Hello Darkness, my old friend.

When you hear the word Grief it is typically in the context of someone mourning a loved one who has passed away.

Not for me; I have a complicated relationship with my emotions.

I feel “too much” for “too long”; that’s what people tell me anyway.

When I love someone, I love them with everything I am so when they’re gone I lose myself.

Who am I without them?

Who am I if I am not texting or calling them?

Who am I if I am not doing something to make them happy?

When I was younger, I experienced this with almost every guy who ever left my life.

My mother never said it but I could see the fear in her eyes when a break up was near.

She knew I was moments away from entering hibernation. She was about to lose her daughter for months in the chaos she called a bedroom without food or sunlight.

It was a pattern.

The Darkness has always called to me after loss, she filled the void of the person I missed.

She was a Siren and I didn’t need to hear her song to know she was near.

My body would stop craving food and I would want for nothing but a deep slumber.

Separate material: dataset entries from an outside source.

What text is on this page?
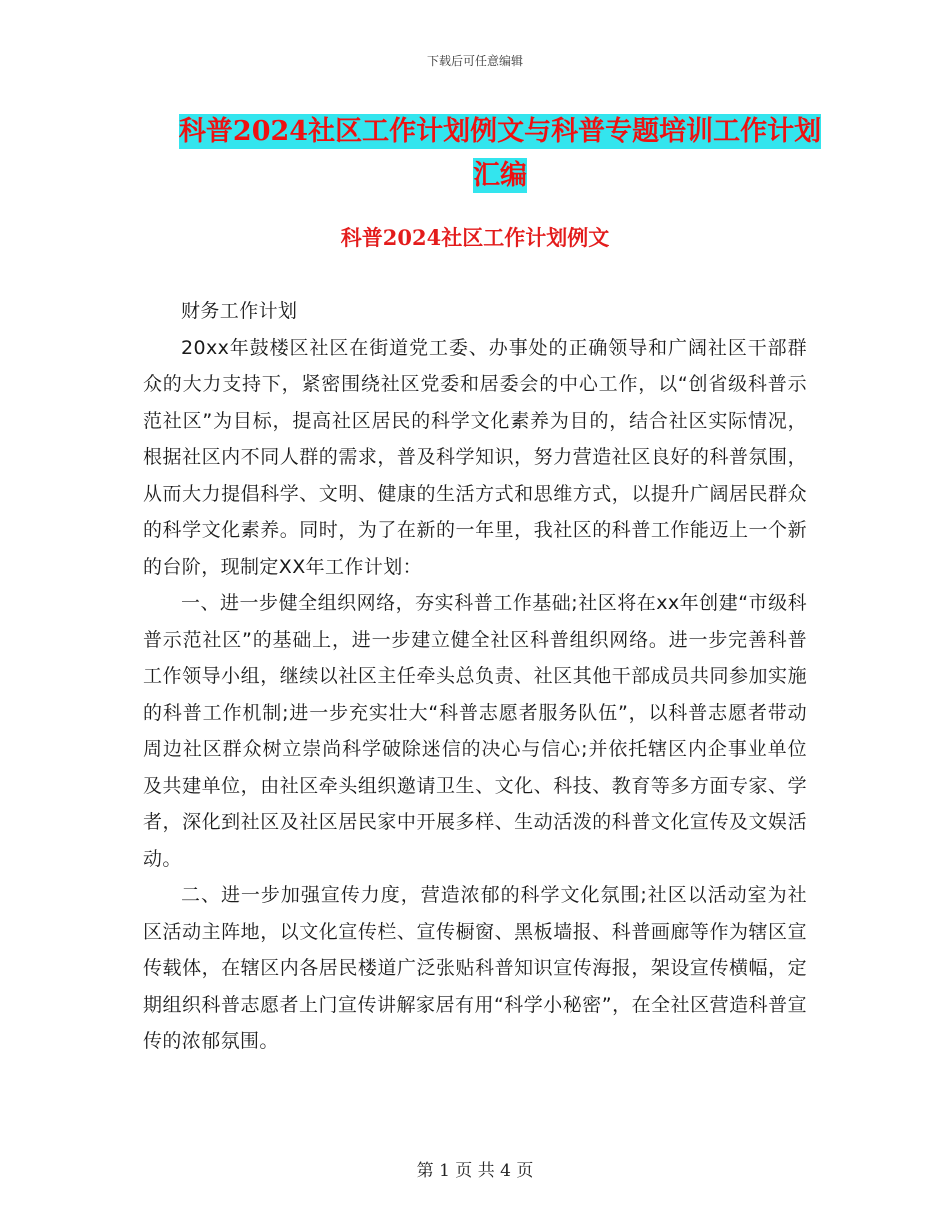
下载后可任意编辑
科普2024社区工作计划例文与科普专题培训工作计划
汇编
科普2024社区工作计划例文

财务工作计划

20xx年鼓楼区社区在街道党工委、办事处的正确领导和广阔社区干部群众的大力支持下，紧密围绕社区党委和居委会的中心工作，以“创省级科普示范社区”为目标，提高社区居民的科学文化素养为目的，结合社区实际情况，根据社区内不同人群的需求，普及科学知识，努力营造社区良好的科普氛围，从而大力提倡科学、文明、健康的生活方式和思维方式，以提升广阔居民群众的科学文化素养。同时，为了在新的一年里，我社区的科普工作能迈上一个新的台阶，现制定XX年工作计划：

一、进一步健全组织网络，夯实科普工作基础;社区将在xx年创建“市级科普示范社区”的基础上，进一步建立健全社区科普组织网络。进一步完善科普工作领导小组，继续以社区主任牵头总负责、社区其他干部成员共同参加实施的科普工作机制;进一步充实壮大“科普志愿者服务队伍”，以科普志愿者带动周边社区群众树立崇尚科学破除迷信的决心与信心;并依托辖区内企事业单位及共建单位，由社区牵头组织邀请卫生、文化、科技、教育等多方面专家、学者，深化到社区及社区居民家中开展多样、生动活泼的科普文化宣传及文娱活动。

二、进一步加强宣传力度，营造浓郁的科学文化氛围;社区以活动室为社区活动主阵地，以文化宣传栏、宣传橱窗、黑板墙报、科普画廊等作为辖区宣传载体，在辖区内各居民楼道广泛张贴科普知识宣传海报，架设宣传横幅，定期组织科普志愿者上门宣传讲解家居有用“科学小秘密”，在全社区营造科普宣传的浓郁氛围。

第 1 页 共 4 页
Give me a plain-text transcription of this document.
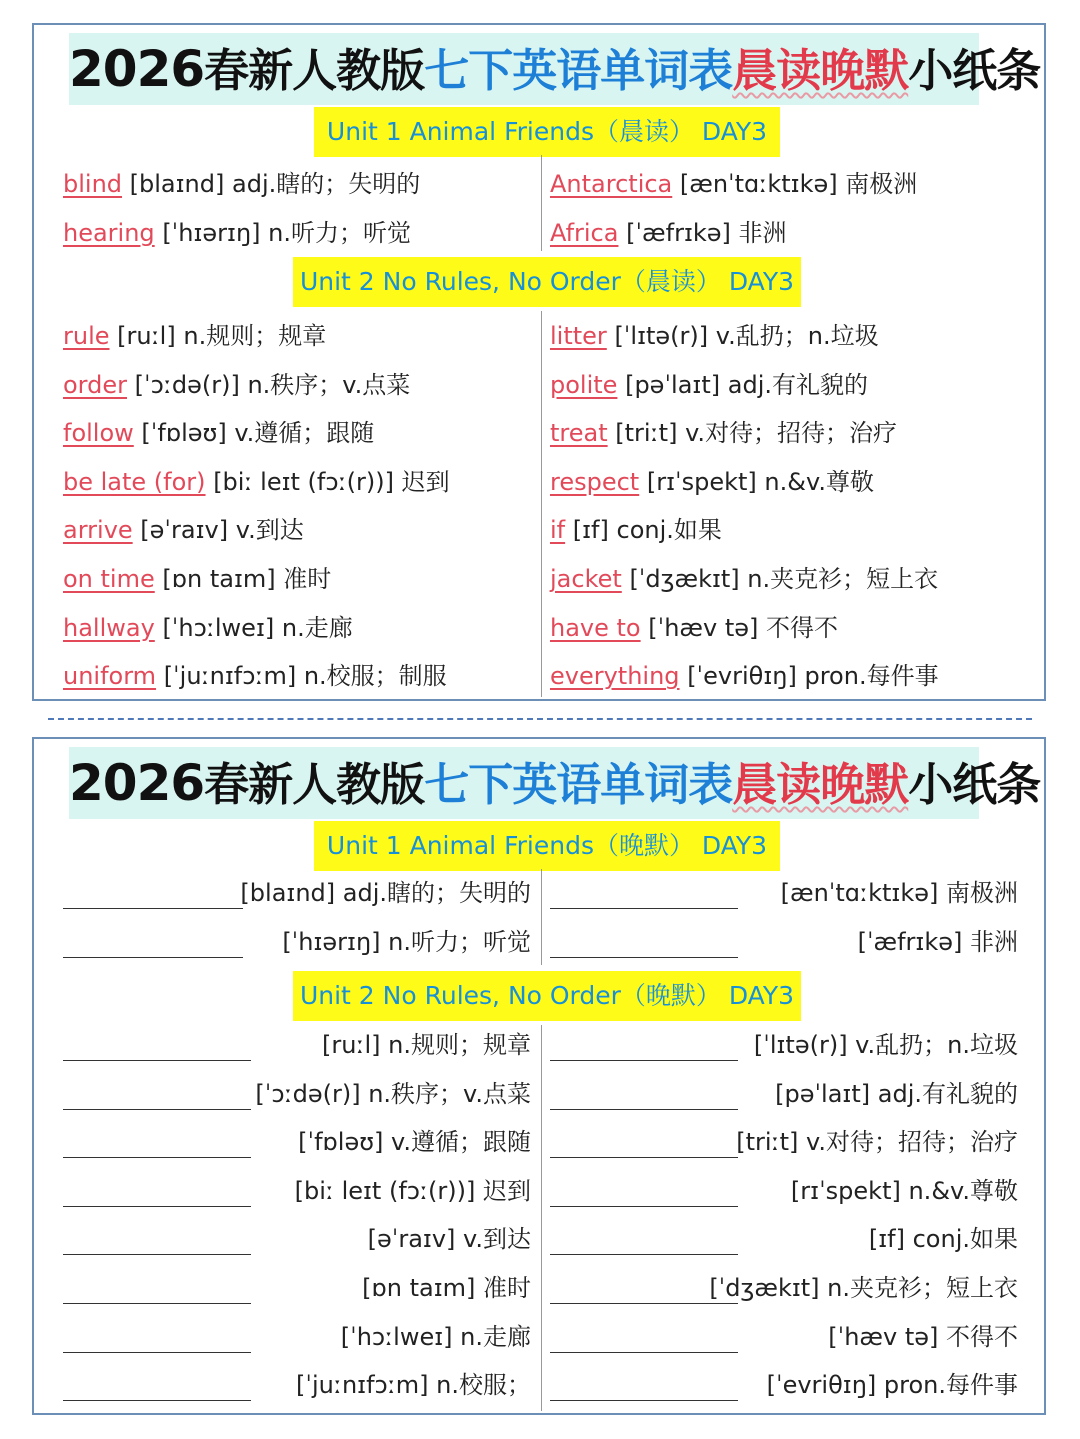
2026春新人教版七下英语单词表晨读晚默小纸条
Unit 1 Animal Friends（晨读） DAY3
Unit 2 No Rules, No Order（晨读） DAY3
blind [blaɪnd] adj.瞎的；失明的
hearing [ˈhɪərɪŋ] n.听力；听觉
Antarctica [ænˈtɑːktɪkə] 南极洲
Africa [ˈæfrɪkə] 非洲
rule [ruːl] n.规则；规章
order [ˈɔːdə(r)] n.秩序；v.点菜
follow [ˈfɒləʊ] v.遵循；跟随
be late (for) [biː leɪt (fɔː(r))] 迟到
arrive [əˈraɪv] v.到达
on time [ɒn taɪm] 准时
hallway [ˈhɔːlweɪ] n.走廊
uniform [ˈjuːnɪfɔːm] n.校服；制服
litter [ˈlɪtə(r)] v.乱扔；n.垃圾
polite [pəˈlaɪt] adj.有礼貌的
treat [triːt] v.对待；招待；治疗
respect [rɪˈspekt] n.&v.尊敬
if [ɪf] conj.如果
jacket [ˈdʒækɪt] n.夹克衫；短上衣
have to [ˈhæv tə] 不得不
everything [ˈevriθɪŋ] pron.每件事
2026春新人教版七下英语单词表晨读晚默小纸条
Unit 1 Animal Friends（晚默） DAY3
Unit 2 No Rules, No Order（晚默） DAY3
[blaɪnd] adj.瞎的；失明的
[ˈhɪərɪŋ] n.听力；听觉
[ænˈtɑːktɪkə] 南极洲
[ˈæfrɪkə] 非洲
[ruːl] n.规则；规章
[ˈɔːdə(r)] n.秩序；v.点菜
[ˈfɒləʊ] v.遵循；跟随
[biː leɪt (fɔː(r))] 迟到
[əˈraɪv] v.到达
[ɒn taɪm] 准时
[ˈhɔːlweɪ] n.走廊
[ˈjuːnɪfɔːm] n.校服；
[ˈlɪtə(r)] v.乱扔；n.垃圾
[pəˈlaɪt] adj.有礼貌的
[triːt] v.对待；招待；治疗
[rɪˈspekt] n.&v.尊敬
[ɪf] conj.如果
[ˈdʒækɪt] n.夹克衫；短上衣
[ˈhæv tə] 不得不
[ˈevriθɪŋ] pron.每件事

She was cold but comforting.

I knew I could count on her when I needed her and because of that I was willing to surrender at her feet.

It was never more than a few months before someone or something coaxed me out of this toxic relationship I had with her.

That is, until I experienced Grief after death.

At the age of 25, I had never lost someone really close to me.

Then, I did.

I remember getting the call a month prior about her cancer diagnosis.

I hung up and crumbled on the side of the road in my car.

The stubborn, strong, beautiful woman who helped raise me had cancer.

That same week, with my family I drove 12/14 hours straight to Chicago.

Arriving at that hospital was surreal.

I couldn’t remember her ever being sick.

Even when arthritis would take her hands she would let it be known she had feet to kick you with.

Now, she was in a hospital bed; sleeping, always sleeping.

Days of being there, I got to actually talk to her only a handful of times.

It didn’t matter. She knew I was there. She knew I would paint her finger nails for her. She knew, now I was old enough to be there for her.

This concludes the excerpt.